As of comment #41, this affects also F17.

This message is a reminder that Fedora 17 is nearing its end of life.
Approximately 4 (four) weeks from now Fedora will stop maintaining
and issuing updates for Fedora 17. It is Fedora's policy to close all
bug reports from releases that are no longer maintained. At that time
this bug will be closed as WONTFIX if it remains open with a Fedora 
'version' of '17'.

Package Maintainer: If you wish for this bug to remain open because you
plan to fix it in a currently maintained version, simply change the 'version' 
to a later Fedora version prior to Fedora 17's end of life.

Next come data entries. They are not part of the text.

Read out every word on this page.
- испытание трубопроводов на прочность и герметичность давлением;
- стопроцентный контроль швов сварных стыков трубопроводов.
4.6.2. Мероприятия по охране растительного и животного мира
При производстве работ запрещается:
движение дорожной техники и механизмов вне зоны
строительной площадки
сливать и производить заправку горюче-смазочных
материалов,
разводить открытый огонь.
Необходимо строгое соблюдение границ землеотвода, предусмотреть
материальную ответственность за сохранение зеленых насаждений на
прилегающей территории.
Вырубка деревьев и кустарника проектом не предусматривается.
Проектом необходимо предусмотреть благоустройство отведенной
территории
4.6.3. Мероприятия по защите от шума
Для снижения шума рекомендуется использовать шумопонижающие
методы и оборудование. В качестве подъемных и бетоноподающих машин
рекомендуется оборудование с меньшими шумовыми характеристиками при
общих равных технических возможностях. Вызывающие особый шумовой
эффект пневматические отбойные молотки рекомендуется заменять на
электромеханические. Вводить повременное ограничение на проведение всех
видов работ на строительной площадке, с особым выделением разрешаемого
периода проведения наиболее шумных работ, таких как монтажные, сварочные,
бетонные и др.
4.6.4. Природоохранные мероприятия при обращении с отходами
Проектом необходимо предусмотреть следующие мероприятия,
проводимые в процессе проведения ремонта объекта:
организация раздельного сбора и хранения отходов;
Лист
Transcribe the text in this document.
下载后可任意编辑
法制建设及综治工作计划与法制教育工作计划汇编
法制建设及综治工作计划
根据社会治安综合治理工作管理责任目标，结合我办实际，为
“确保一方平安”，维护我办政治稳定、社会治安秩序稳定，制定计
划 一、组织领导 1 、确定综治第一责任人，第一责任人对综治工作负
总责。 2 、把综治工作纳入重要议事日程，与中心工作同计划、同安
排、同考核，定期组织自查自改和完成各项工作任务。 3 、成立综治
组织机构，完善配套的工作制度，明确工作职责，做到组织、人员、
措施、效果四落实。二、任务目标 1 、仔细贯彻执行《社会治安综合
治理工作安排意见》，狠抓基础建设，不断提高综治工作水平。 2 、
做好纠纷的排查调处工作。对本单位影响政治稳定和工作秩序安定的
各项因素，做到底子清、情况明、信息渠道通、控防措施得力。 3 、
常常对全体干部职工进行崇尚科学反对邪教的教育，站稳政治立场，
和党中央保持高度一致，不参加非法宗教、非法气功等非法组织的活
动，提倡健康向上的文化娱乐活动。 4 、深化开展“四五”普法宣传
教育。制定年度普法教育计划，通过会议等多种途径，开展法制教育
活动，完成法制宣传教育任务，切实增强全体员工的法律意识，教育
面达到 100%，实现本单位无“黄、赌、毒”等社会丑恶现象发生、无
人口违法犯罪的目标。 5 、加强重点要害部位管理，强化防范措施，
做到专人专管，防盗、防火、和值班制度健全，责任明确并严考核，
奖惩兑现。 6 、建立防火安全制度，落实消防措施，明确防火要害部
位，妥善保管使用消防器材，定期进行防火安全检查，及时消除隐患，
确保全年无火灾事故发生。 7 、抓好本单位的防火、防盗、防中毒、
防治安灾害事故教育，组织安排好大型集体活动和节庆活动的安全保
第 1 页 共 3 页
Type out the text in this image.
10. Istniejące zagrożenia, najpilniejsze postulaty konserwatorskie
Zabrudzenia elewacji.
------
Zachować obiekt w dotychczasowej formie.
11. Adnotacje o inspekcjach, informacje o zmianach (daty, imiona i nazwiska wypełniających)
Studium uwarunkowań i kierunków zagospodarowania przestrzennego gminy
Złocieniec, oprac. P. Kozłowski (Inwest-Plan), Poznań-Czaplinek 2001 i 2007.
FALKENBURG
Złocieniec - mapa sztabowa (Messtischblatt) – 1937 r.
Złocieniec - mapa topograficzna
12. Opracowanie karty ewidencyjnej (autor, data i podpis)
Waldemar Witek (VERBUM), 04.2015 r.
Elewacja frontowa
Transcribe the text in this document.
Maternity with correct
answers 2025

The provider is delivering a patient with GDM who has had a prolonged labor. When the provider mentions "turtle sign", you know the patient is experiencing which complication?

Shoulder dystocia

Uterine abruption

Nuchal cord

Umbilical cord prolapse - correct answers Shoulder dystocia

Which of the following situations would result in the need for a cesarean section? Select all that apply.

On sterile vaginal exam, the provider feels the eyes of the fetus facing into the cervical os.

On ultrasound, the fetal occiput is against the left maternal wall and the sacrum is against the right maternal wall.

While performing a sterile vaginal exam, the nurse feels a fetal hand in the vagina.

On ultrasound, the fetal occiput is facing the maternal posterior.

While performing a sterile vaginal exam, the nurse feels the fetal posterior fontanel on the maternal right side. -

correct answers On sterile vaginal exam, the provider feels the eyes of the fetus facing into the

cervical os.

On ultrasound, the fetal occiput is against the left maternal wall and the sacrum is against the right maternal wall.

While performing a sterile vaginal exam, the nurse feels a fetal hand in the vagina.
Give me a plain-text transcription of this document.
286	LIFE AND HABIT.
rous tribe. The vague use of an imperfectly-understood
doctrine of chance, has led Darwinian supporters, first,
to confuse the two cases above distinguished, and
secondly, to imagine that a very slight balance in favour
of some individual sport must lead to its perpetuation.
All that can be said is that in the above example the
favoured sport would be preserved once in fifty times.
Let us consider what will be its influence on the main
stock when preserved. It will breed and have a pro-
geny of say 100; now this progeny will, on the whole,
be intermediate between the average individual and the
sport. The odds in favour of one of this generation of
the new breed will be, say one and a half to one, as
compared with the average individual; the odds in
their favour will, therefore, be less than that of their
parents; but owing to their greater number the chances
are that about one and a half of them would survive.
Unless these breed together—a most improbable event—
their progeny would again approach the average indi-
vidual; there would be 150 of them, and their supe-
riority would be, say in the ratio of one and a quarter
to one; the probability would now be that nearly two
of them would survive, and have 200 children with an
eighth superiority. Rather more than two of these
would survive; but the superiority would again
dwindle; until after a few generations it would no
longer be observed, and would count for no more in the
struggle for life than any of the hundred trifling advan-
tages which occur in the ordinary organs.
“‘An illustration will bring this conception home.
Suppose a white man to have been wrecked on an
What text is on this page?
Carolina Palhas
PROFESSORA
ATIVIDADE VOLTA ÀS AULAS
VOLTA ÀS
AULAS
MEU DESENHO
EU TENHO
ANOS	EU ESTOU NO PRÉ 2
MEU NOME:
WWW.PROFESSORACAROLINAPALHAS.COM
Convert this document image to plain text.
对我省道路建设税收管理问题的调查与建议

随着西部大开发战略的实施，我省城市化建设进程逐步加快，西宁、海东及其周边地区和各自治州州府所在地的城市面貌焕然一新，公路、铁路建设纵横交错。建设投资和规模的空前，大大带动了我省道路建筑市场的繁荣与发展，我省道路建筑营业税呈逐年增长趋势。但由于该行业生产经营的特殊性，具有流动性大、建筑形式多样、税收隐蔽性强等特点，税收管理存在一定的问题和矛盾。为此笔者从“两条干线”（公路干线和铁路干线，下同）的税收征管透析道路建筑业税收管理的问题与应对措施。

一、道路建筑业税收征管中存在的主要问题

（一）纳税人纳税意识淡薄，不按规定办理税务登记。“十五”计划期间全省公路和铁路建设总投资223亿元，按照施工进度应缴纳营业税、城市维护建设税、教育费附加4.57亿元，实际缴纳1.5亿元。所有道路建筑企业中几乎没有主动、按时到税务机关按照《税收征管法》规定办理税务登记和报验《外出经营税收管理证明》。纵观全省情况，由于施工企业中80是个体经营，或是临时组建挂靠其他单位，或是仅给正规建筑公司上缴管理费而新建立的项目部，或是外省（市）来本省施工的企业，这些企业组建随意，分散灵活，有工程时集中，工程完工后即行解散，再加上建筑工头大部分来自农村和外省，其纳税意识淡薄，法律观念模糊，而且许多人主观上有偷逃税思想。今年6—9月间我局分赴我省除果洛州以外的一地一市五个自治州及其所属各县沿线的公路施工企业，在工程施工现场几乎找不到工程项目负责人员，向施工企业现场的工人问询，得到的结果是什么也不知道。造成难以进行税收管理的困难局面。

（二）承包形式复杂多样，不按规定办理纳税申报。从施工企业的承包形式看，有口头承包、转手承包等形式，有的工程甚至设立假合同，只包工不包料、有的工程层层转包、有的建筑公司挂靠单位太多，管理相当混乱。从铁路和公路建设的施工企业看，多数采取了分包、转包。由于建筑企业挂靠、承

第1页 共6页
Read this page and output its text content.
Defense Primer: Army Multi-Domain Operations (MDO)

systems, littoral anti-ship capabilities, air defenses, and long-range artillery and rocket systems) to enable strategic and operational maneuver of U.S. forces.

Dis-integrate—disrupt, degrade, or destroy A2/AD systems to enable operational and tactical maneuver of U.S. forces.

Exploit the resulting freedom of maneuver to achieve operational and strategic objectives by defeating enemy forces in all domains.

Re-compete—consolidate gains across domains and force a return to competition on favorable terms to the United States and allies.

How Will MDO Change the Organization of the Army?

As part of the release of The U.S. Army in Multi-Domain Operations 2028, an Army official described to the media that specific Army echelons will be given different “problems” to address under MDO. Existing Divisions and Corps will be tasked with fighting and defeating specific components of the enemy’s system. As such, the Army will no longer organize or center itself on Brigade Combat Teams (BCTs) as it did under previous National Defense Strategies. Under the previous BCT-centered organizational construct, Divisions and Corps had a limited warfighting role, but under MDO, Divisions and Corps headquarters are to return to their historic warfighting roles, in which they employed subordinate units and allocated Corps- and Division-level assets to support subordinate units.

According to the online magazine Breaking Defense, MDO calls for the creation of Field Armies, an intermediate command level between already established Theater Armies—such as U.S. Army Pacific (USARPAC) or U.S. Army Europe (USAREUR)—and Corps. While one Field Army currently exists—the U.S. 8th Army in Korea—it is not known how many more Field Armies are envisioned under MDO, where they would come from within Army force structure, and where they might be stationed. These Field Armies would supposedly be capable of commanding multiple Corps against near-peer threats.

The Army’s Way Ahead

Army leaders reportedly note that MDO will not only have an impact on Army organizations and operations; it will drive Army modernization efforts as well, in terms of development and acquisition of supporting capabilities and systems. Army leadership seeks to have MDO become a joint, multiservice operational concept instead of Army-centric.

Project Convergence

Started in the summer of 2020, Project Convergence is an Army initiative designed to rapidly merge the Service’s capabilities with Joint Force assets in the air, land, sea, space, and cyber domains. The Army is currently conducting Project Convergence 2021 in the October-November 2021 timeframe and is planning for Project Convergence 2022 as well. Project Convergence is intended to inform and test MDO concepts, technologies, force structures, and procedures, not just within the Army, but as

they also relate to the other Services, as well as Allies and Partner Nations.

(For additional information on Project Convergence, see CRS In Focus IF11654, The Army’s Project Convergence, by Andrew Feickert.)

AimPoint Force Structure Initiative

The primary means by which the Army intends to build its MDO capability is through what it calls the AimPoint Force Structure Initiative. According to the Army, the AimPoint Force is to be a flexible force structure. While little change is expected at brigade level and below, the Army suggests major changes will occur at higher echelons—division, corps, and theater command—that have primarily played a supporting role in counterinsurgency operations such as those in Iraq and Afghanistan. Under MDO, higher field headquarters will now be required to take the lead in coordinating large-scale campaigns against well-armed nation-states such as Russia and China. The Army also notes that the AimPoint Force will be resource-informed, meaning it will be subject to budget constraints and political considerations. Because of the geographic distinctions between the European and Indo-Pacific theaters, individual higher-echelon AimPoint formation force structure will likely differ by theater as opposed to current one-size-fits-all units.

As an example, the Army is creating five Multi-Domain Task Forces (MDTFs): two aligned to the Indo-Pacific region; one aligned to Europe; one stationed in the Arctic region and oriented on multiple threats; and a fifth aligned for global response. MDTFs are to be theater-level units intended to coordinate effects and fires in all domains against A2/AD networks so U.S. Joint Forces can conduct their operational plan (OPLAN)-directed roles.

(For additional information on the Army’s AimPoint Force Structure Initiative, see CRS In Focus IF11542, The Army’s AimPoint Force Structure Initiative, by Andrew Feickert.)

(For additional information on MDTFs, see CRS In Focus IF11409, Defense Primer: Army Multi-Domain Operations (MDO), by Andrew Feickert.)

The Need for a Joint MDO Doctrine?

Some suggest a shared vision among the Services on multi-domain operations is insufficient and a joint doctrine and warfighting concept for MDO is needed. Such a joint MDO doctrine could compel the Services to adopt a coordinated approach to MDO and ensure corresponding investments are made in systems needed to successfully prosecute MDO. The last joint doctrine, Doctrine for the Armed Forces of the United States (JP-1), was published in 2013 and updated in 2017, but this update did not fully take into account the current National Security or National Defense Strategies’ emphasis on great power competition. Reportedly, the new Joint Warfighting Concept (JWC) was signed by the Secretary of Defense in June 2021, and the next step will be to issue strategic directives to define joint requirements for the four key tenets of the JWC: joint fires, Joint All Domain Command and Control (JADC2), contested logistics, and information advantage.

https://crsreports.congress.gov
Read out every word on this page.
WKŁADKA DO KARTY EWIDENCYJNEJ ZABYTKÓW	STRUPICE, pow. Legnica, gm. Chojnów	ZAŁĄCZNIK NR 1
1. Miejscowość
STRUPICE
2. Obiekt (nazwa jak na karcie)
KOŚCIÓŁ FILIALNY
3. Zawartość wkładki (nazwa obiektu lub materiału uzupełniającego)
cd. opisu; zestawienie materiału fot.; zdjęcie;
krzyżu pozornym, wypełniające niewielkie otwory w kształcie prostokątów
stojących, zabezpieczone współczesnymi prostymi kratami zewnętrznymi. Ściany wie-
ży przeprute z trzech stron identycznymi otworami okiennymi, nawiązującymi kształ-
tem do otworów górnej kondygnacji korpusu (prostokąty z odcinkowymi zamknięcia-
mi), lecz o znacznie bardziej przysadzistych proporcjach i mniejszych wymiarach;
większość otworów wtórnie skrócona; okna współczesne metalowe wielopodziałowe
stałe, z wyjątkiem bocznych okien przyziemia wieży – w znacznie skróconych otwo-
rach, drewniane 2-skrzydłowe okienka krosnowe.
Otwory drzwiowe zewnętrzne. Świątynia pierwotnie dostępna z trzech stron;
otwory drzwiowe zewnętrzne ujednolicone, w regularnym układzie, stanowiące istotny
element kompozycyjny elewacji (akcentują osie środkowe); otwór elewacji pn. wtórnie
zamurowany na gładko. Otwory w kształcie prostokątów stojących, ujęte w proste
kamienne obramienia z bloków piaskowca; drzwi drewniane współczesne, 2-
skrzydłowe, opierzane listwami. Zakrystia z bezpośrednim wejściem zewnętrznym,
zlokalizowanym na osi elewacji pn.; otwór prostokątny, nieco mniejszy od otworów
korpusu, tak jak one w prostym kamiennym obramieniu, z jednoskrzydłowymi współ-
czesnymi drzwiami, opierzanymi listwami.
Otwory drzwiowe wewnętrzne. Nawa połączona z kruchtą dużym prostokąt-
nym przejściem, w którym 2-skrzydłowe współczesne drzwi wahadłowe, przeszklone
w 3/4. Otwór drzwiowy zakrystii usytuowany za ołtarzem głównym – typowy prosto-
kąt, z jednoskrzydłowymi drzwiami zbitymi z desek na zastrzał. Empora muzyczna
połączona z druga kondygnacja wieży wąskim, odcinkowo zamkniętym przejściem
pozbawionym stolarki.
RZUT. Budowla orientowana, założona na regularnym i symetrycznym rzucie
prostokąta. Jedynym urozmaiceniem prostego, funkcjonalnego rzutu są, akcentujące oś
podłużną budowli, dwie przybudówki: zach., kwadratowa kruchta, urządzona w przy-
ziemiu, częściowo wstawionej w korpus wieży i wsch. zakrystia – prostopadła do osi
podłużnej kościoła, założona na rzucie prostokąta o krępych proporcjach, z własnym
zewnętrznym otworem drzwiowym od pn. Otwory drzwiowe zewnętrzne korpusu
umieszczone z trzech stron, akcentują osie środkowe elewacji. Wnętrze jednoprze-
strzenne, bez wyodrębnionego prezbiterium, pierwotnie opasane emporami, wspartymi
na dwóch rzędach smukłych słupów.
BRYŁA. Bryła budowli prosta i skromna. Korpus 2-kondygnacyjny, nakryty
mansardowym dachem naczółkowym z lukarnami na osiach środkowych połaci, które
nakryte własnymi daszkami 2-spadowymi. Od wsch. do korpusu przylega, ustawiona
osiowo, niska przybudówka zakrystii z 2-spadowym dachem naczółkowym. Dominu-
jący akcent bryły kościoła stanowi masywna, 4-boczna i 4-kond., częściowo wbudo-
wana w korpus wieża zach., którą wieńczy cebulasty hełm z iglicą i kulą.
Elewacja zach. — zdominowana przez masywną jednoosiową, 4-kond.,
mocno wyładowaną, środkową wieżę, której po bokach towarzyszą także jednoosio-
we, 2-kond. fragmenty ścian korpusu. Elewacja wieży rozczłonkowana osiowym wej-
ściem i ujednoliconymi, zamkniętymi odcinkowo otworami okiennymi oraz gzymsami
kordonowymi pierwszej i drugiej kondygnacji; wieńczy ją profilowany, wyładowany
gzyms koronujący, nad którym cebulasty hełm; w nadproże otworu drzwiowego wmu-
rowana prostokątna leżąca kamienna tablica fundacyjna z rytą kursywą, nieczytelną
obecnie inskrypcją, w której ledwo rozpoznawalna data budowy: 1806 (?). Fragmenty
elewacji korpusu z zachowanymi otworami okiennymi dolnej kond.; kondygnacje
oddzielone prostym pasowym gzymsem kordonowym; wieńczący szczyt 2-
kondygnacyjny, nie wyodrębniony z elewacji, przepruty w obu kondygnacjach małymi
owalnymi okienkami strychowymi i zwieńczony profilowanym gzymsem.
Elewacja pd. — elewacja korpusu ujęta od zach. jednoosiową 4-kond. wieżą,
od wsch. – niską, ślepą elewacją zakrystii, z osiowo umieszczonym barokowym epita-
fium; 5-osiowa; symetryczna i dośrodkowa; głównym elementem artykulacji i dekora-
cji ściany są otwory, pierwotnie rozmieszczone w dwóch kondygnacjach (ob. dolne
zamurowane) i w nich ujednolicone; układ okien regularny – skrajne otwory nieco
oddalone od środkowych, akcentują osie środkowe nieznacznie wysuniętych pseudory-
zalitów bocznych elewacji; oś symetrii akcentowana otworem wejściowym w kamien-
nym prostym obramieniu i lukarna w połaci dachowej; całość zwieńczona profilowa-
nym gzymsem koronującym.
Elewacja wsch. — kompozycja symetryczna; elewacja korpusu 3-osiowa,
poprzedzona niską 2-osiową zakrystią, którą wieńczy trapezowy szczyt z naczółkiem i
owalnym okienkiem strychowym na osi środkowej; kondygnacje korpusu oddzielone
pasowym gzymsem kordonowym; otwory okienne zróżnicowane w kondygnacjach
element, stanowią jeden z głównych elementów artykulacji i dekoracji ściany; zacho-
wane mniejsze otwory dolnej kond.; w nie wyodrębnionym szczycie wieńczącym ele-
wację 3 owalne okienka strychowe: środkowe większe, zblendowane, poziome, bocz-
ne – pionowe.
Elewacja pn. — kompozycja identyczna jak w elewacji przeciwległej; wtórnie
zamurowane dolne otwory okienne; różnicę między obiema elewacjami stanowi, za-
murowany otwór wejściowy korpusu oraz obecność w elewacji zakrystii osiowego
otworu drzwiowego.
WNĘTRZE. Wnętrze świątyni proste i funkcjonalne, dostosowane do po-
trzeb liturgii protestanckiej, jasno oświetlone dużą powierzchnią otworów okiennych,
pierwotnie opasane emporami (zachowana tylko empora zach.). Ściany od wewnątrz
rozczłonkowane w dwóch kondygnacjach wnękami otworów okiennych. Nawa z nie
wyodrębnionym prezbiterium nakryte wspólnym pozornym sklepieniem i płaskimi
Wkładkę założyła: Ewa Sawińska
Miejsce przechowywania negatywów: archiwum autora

Bug Reporter:  Thank you for reporting this issue and we are sorry that 
we may not be able to fix it before Fedora 17 is end of life. If you 
would still like  to see this bug fixed and are able to reproduce it 
against a later version  of Fedora, you are encouraged  change the 
'version' to a later Fedora version prior to Fedora 17's end of life.

Although we aim to fix as many bugs as possible during every release's 
lifetime, sometimes those efforts are overtaken by events. Often a 
more recent Fedora release includes newer upstream software that fixes 
bugs or makes them obsolete.

Fedora 17 changed to end-of-life (EOL) status on 2013-07-30. Fedora 17 is 
no longer maintained, which means that it will not receive any further 
security or bug fix updates. As a result we are closing this bug.

If you can reproduce this bug against a currently maintained version of 
Fedora please feel free to reopen this bug against that version.

Thank you for reporting this bug and we are sorry it could not be fixed.